With PS you can pretty much do anything you just have to toy with it some . That’s one of the great things about PowerShell, especially with work like this, as its really powerful for easy or ‘quick’ data parsing, IMO.

I think the best thing you can do further toy with the output is pull in one xml file, and explore it with powershell:

[xml]$Data = Get-Content -Path '.\23451.XML'

This will load a variable in your PS named $Data (again, update the path to your actual xml file). Then just type $x.worksheet it’ll output something like:

image

Then drill down further. $x.worksheet.equations and you’ll get:

image

Then continue going down that path… if you want fixed you add .fixed

That let’s you explore the data at each node and get a feel for what ‘PowerShell’ sees.

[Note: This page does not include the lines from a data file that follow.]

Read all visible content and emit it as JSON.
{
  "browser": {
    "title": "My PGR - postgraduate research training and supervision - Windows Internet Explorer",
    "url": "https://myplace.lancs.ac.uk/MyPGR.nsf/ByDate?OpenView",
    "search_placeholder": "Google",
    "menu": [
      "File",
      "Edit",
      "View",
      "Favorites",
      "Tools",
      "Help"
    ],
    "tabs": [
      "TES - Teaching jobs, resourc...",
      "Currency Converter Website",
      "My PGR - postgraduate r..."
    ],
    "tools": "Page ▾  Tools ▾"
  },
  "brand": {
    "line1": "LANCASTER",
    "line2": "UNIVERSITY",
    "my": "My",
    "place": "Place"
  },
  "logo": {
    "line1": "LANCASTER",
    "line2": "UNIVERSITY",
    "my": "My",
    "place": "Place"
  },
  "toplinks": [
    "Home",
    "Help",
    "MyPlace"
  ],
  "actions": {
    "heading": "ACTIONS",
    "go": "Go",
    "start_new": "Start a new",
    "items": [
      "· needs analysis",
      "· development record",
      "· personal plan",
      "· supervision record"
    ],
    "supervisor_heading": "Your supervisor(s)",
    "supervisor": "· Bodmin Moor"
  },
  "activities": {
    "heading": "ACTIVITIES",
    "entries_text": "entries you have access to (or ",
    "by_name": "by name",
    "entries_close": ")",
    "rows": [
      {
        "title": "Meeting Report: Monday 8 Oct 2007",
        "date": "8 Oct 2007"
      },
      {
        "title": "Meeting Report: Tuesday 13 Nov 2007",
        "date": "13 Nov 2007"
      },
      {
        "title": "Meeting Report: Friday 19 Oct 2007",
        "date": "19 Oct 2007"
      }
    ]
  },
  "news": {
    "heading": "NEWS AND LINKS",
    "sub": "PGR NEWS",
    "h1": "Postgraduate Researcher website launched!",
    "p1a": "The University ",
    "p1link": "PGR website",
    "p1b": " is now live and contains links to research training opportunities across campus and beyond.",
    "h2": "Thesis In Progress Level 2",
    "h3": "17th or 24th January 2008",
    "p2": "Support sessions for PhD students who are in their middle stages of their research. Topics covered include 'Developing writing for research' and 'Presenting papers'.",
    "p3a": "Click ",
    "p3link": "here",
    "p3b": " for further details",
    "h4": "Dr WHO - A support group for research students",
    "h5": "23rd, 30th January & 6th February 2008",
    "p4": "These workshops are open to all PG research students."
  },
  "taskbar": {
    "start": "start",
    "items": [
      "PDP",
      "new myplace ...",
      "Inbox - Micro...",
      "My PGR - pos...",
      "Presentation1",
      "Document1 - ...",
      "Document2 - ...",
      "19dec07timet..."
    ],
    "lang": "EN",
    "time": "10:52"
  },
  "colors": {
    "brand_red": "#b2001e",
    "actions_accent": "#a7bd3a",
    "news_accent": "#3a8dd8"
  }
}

You talked about wanting the value/units on one line and you can do that, but you just need to manipulate the data further. at the ‘fixed’ property level, there’s X and R. Because of that you need to loop through it and output a one line string instead:

$x.worksheet.equations.equation.fixed | ForEach-Object {
Write-Output "$($_.variableName) $($_.value) $($_.unit)"
}

would output in powershell:

image

You can add separators as well if you want to do that. or maybe you don’t, but this is where playing around with the data will help you understand what’s happening under the hood, but how to manipulate it for your business needs.

I think between the last post and this post that probably gives you enough code to play around with.